A rapariga estava a pôr a mesa, quando se voltou e viu Calo. Deu logo
meia-volta, entrou na tenda e desapareceu na escuridão. Calo chamou-a e
foi atrás dela. Nesse momento, saiu de lá de dentro uma galinha negra a
correr. Calo continuou à procura da rapariga, mas ela desaparecera como
que por encanto.
Passado algum tempo, um homem e uma mulher aproximaram-se da barraca e,
ao verem Calo ali especado, saudaram-no e convidaram-no para almoçar.
Enquanto comiam o belo cozido que a mulher servira, Calo encheu-se de
coragem e perguntou:
— A vossa filha não almoça connosco?
— Filha? — espantaram-se eles. — Não temos filha nenhuma!
Calo insistiu:
— Quem era então aquela bela moça que punha a mesa quando eu cheguei?
Responderam-lhe que não sabiam a quem ele se referia. Calo apressou-se a
mudar de assunto. A conversa prolongou-se pela tarde fora e, ao entardecer,
o casal convidou Calo a passar ali a noite. Ele aceitou, por um lado,
para agradecer a hospitalidade do casal e, por outro, porque sabia bem o
que vira e queria a todo o custo descobrir o mistério que rodeava a bela
rapariga. À noite, acenderam uma fogueira e ali ficaram contando
histórias, tocando e cantando, enquanto as chamas bailavam.
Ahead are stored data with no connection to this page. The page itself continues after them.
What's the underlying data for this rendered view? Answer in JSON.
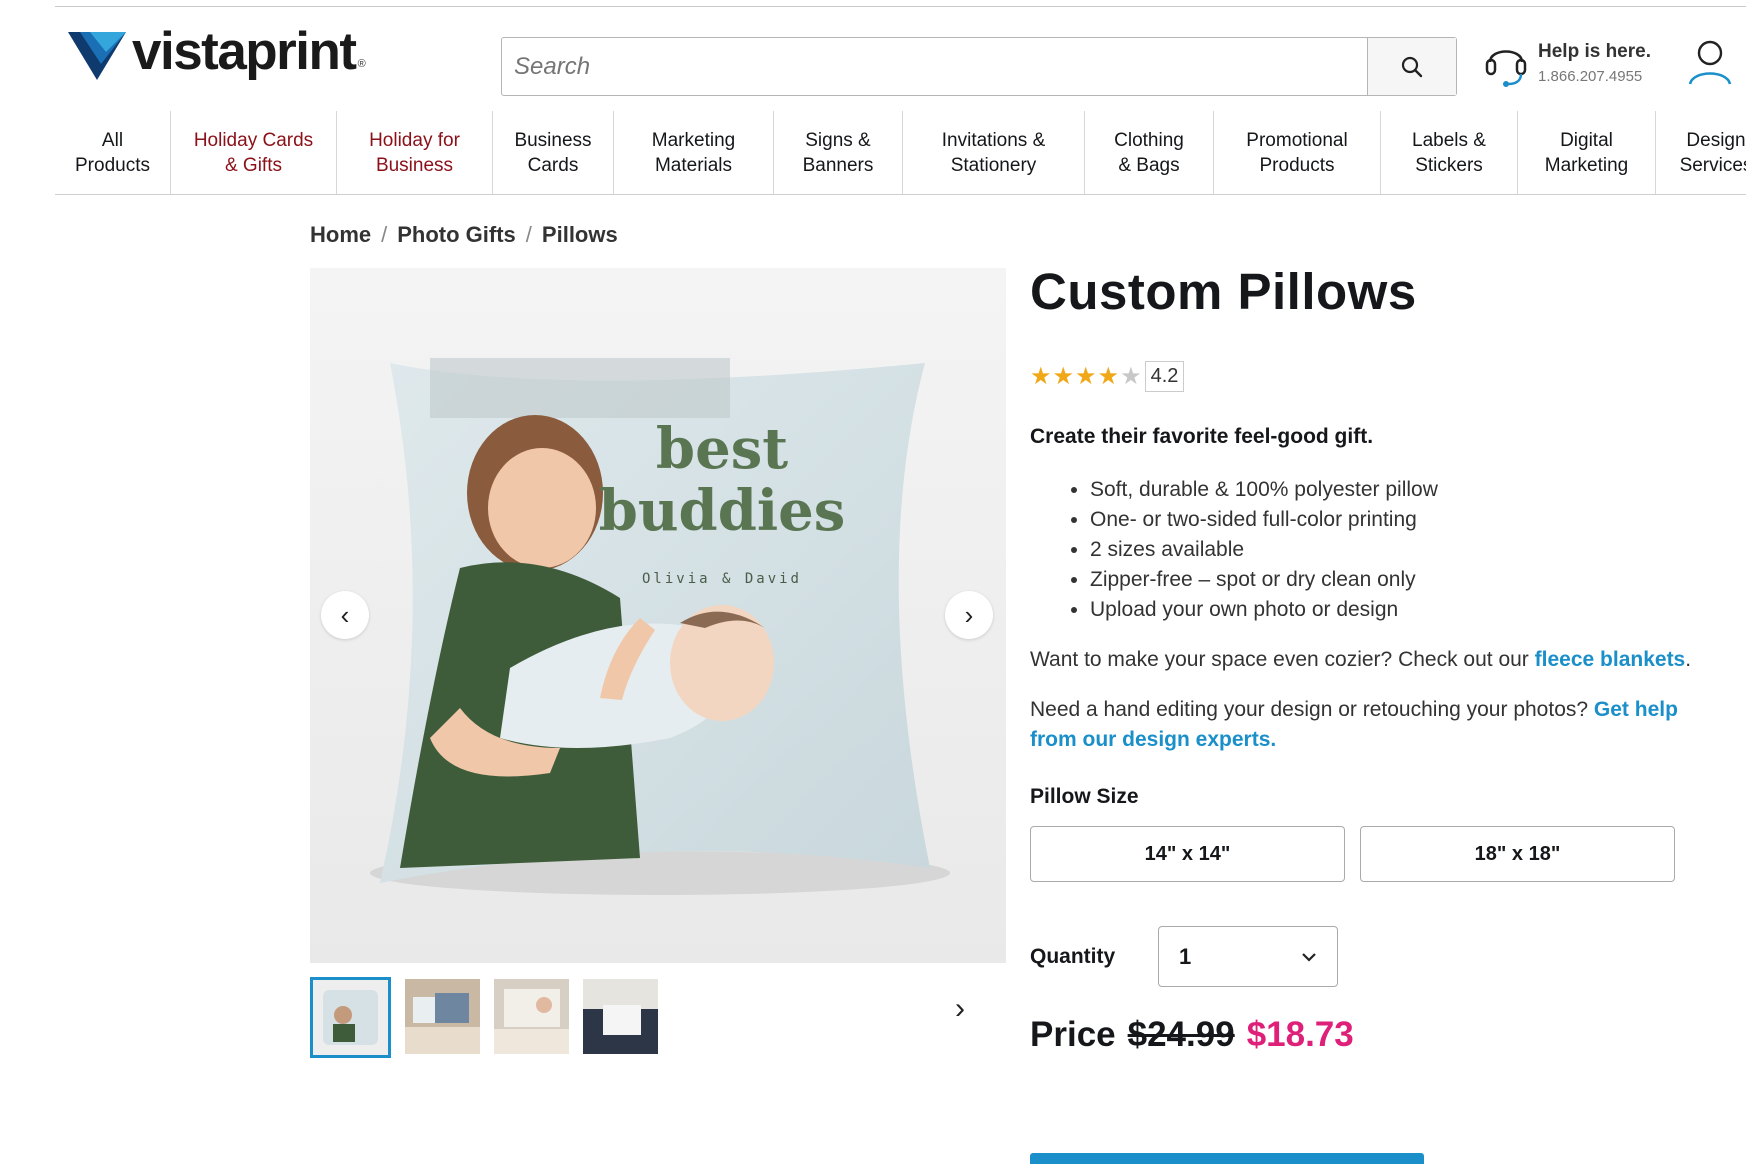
{
  "header": {
    "logo_text": "vistaprint",
    "logo_reg": "®",
    "search_placeholder": "Search",
    "help_title": "Help is here.",
    "help_phone": "1.866.207.4955"
  },
  "nav": [
    {
      "label": "All Products",
      "line1": "All",
      "line2": "Products",
      "red": false
    },
    {
      "label": "Holiday Cards & Gifts",
      "line1": "Holiday Cards",
      "line2": "& Gifts",
      "red": true
    },
    {
      "label": "Holiday for Business",
      "line1": "Holiday for",
      "line2": "Business",
      "red": true
    },
    {
      "label": "Business Cards",
      "line1": "Business",
      "line2": "Cards",
      "red": false
    },
    {
      "label": "Marketing Materials",
      "line1": "Marketing",
      "line2": "Materials",
      "red": false
    },
    {
      "label": "Signs & Banners",
      "line1": "Signs &",
      "line2": "Banners",
      "red": false
    },
    {
      "label": "Invitations & Stationery",
      "line1": "Invitations &",
      "line2": "Stationery",
      "red": false
    },
    {
      "label": "Clothing & Bags",
      "line1": "Clothing",
      "line2": "& Bags",
      "red": false
    },
    {
      "label": "Promotional Products",
      "line1": "Promotional",
      "line2": "Products",
      "red": false
    },
    {
      "label": "Labels & Stickers",
      "line1": "Labels &",
      "line2": "Stickers",
      "red": false
    },
    {
      "label": "Digital Marketing",
      "line1": "Digital",
      "line2": "Marketing",
      "red": false
    },
    {
      "label": "Design Services",
      "line1": "Design",
      "line2": "Services",
      "red": false
    }
  ],
  "breadcrumb": {
    "home": "Home",
    "sep": "/",
    "category": "Photo Gifts",
    "current": "Pillows"
  },
  "gallery": {
    "pillow_text_line1": "best",
    "pillow_text_line2": "buddies",
    "pillow_names": "Olivia & David",
    "prev_arrow": "‹",
    "next_arrow": "›",
    "thumb_next": "›"
  },
  "product": {
    "title": "Custom Pillows",
    "rating": "4.2",
    "stars_full": "★★★★",
    "stars_empty": "★",
    "tagline": "Create their favorite feel-good gift.",
    "bullets": [
      "Soft, durable & 100% polyester pillow",
      "One- or two-sided full-color printing",
      "2 sizes available",
      "Zipper-free – spot or dry clean only",
      "Upload your own photo or design"
    ],
    "cozier_text": "Want to make your space even cozier? Check out our",
    "cozier_link": "fleece blankets",
    "cozier_end": ".",
    "help_text": "Need a hand editing your design or retouching your photos?",
    "help_link": "Get help from our design experts.",
    "size_label": "Pillow Size",
    "sizes": [
      "14\" x 14\"",
      "18\" x 18\""
    ],
    "qty_label": "Quantity",
    "qty_value": "1",
    "price_label": "Price",
    "price_old": "$24.99",
    "price_new": "$18.73"
  },
  "colors": {
    "brand_blue": "#1a8fc9",
    "sale_pink": "#de2078",
    "nav_red": "#8b1018"
  }
}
A certa altura, já cansados, recolheram-se. O casal depressa adormeceu,
mas Calo não conseguia dormir com a cabeça cheia de tudo o que vivera
naquele dia. De repente, ouviu um barulho que vinha do exterior. Sem
fazer ruído, levantou-se e avançou pé ante pé até à entrada da tenda.
Para sua grande alegria, ali estava de novo a moça, a comer o que
sobrara do almoço deles. Cheio de felicidade, sem pensar, Calo
acercou-se dela e agarrou-lhe na mão.
— Larga-me, — implorou a rapariga. Porém, sem a largar, Calo pediu-a em
casamento.
— Não posso aceitar o teu pedido, — respondeu ela com uma expressão de
tristeza nos seus belos olhos negros.
— Não podes ou não queres? — perguntou Calo, inconformado com a resposta.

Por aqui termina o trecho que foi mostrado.